Kegiatan ini sebagai upaya memperkuat ideologi, menguatkan konsolidasi gerakan, dan membina kepemimpinan kader.

Peserta dialog mendapatkan materi dari berbagai narasumber, baik dari unsur aktivis Muhammadiyah, akademisi, dan Pimpinan DPRD Kabupaten Bandung Barat,

Materi dialog fokus pada penguatan ideologi, peran kader dalam kehidupan masyarakat, serta strategi kepemimpinan di persyarikatan.

Baca Juga:  Relawan BANG ASJAP Total Dukung Asep Japar Bupati Sukabumi 2024 - 2029

Ketua PDM Muhammadiyah Kabupaten Bandung Barat, Budiawan, menyampaikan apresiasi atas partisipasi warga persyarikatan dalam kegiatan tersebut.
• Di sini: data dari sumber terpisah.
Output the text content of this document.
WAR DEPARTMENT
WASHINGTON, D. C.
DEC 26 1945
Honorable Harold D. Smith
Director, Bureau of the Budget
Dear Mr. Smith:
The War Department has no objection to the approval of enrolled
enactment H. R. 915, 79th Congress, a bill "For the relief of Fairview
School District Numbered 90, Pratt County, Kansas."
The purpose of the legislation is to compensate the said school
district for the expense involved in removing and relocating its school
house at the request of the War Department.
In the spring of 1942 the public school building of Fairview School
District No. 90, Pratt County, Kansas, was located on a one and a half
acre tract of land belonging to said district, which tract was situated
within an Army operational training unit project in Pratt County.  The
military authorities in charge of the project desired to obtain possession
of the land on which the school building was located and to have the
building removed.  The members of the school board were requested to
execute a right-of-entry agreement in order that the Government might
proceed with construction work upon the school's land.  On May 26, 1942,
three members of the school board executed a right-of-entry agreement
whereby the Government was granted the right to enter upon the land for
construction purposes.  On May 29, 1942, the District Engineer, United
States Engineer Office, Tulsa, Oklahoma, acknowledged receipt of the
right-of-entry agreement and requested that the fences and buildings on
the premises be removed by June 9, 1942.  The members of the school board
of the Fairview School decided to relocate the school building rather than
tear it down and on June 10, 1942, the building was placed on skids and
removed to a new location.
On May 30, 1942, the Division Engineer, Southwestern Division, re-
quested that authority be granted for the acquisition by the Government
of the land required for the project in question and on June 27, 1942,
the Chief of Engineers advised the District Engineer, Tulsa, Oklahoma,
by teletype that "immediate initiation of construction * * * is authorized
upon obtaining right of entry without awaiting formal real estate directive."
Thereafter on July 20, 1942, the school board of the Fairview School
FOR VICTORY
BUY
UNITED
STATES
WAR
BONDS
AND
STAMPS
“Alhamdulillah, dukungan dan partisipasi dalam Dialog Ideopolititor mencerminkan bahwa semangat bermuhammadiyah masih besar,” ujarnya kepada Mediaseruni, Senin 8 Desember 2025.

Namun begitu, Budiawan juga mengatakan, meski ada kekurangan dalam pelaksanaan, semua itu menjadi modal berharga untuk perbaikan.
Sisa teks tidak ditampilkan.